Едем дальше. Жизнь замерла. Кругом ни звука, ни движенья. Деревья стоят неподвижно, точно на картине. Здесь уже не мир, а царство отшельников; а сердце так и ноет, голова кружится, хочется верить во что-то таинственное.
– Скоро и монастырь увидим, – проговорил громко проводник наш; я вздрогнул: так страшно было слышать человеческий голос среди этой пустыни. Проводник прикрикнул на мулов и затянул какую-то песню; но не выходила песня, не так пелась она, как на родине. Видно было, что проводник сам хотел развеяться: тоже забрала тоска. И всех, говорят, забирает она при этом переходе из мира в царство монашеское.

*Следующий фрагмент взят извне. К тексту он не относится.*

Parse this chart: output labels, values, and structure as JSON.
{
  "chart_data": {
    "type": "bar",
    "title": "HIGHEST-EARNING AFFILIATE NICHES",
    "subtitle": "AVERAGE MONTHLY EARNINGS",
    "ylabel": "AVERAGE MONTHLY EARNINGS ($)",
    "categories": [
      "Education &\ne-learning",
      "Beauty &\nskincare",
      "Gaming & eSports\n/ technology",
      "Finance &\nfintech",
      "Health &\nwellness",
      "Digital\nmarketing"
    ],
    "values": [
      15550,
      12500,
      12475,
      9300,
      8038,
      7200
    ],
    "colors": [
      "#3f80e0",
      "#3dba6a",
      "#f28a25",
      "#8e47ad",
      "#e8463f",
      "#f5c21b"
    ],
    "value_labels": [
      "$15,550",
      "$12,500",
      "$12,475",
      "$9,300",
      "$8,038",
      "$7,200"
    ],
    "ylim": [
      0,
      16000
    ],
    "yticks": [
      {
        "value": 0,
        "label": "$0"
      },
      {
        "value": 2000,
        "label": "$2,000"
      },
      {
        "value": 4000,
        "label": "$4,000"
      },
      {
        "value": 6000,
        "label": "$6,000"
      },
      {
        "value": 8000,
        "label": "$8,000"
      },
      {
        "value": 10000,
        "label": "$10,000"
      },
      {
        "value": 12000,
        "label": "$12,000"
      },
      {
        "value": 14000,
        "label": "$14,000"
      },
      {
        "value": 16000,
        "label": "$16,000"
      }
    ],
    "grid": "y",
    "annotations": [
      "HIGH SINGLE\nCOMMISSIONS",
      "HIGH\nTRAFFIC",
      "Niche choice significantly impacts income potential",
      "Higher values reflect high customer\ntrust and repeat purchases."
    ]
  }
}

Но вот кончается этот пустынный переход, и местность начинает понемногу оживляться. Встретились два старика-монаха с котомками и низко поклонились нам, примолвив: «благословите!» вместо: «здравствуйте!» Пасется стадо мулов с огромными звонками, но как пасется: стоят мулы, как статуи, понурив головы и только машинально обмахиваются хвостами; им тоже скучно. На горе, из-за кустов, выглянули местами белые домики в одиночку, показались виноградники и огороды… Легче стало: какая ни на есть, а все-таки жизнь видна.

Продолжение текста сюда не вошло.